I watched. Grind on one wheel, polish on the other. He set the wedge head in his hand, carefully positioning it, feeling for a certain amount of pressure, and then insinuated it onto the grinding wheel in a seamless motion. And the same way, he let it come off the wheel, and examined it. Polish. Look. Turn in the light. Grind again, but so…tenderly. Look. Polish. And finally, place back on the rack by his side. Ready for paint-fill.

Back in the conference room, before business began in earnest, I said through the translator:

“Need 20 minutes at the wheel to reset your day?”

The translation. The small smile. “Hai.

I have seen, time and again since I first met Miura-san, evidence of a blending of industrial skill and sensory self-knowledge that is simply not commonly available in this world. It was obvious immediately when I first visited Himeji in 2003, then as a reporter for The Golf Channel. Watching Miura-san grind then, listening to the reserved expertise and passion with which he discussed golf clubs, it was clear that I had found a rare symbiosis of art and engineering. If a 16th-century Italian had told me he had the same feeling upon meeting Michelangelo, I would not have been surprised.

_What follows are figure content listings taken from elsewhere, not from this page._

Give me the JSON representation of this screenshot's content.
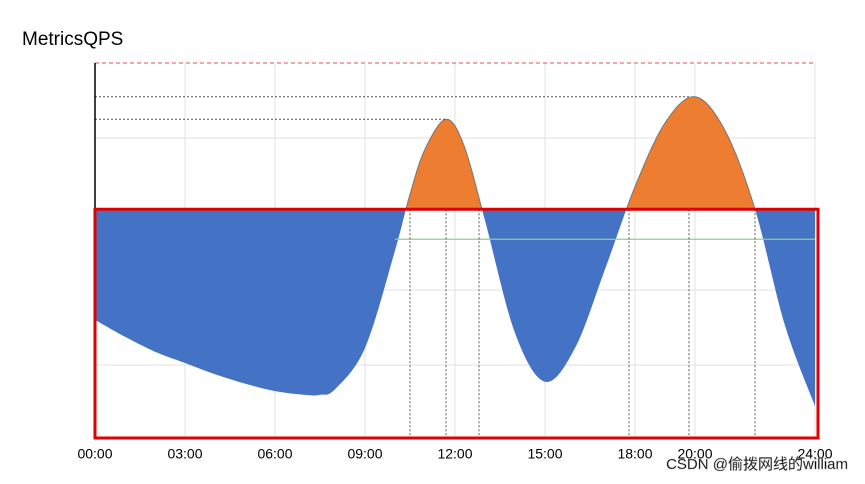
{
  "chart_data": {
    "type": "area",
    "title": "MetricsQPS",
    "series": [
      {
        "color": "#4472c4",
        "color_above": "#ed7d31",
        "x": [
          0,
          1,
          2,
          3,
          4,
          5,
          6,
          7,
          7.5,
          8,
          9,
          10,
          10.5,
          11,
          11.7,
          12.3,
          13,
          14,
          15,
          16,
          17,
          18,
          19,
          20,
          21,
          22,
          23,
          24
        ],
        "values": [
          31.5,
          27,
          23,
          20,
          17,
          14.5,
          12.5,
          11.5,
          11.5,
          13,
          24,
          50,
          65,
          77,
          85,
          78,
          58,
          28,
          15,
          24,
          45,
          67,
          84,
          91,
          82,
          61,
          30,
          8.5
        ]
      }
    ],
    "threshold": 61,
    "max_level": 100,
    "green_level": 53,
    "green_from": 10,
    "peaks": [
      {
        "x": 11.7,
        "value": 85
      },
      {
        "x": 19.8,
        "value": 91
      }
    ],
    "crossings": [
      10.5,
      12.8,
      17.8,
      22
    ],
    "xlim": [
      0,
      24
    ],
    "ylim": [
      0,
      100
    ],
    "xticks": [
      {
        "value": 0,
        "label": "00:00"
      },
      {
        "value": 3,
        "label": "03:00"
      },
      {
        "value": 6,
        "label": "06:00"
      },
      {
        "value": 9,
        "label": "09:00"
      },
      {
        "value": 12,
        "label": "12:00"
      },
      {
        "value": 15,
        "label": "15:00"
      },
      {
        "value": 18,
        "label": "18:00"
      },
      {
        "value": 20,
        "label": "20:00"
      },
      {
        "value": 24,
        "label": "24:00"
      }
    ],
    "grid": true,
    "watermark": "CSDN @偷拨网线的william"
  }
}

Some explain this mind-body connection by pointing to a lifetime of Eastern ways. Miura-san himself, like many of extraordinary ability, thinks of his gifts in much more workaday terms. He is aware of how good he is, but does not spend a lot of time thinking about it. He would rather….ano, do it.

But to this day, it still amazes me that this humble man can do the things he can do with a golf club. A finely designed muscle back, a subtle cavity, blending offsets into near invisibility, hefting a billet just before it is to be forged and knowing in a moment it is the right weight…what is workaday to him is amazing to us. It is expressed not in words, but in the purity of the strike — which, in golf, presents no  language barrier.

On that same Himeji trip during which Miura-san reset his day by grinding wedges, we played golf. On the practice range, next to me, Miura-san crouched behind the target line of one of our fellows as that man hit. As I pulled over my next ball, I looked back and saw that Miura-san had his eyes closed.

I looked at one of our party. “Yep,” he said. “He’s listening. He can tell a lot about the quality of contact that way.” I lined up my next shot and grinned to myself. Well, of course he can.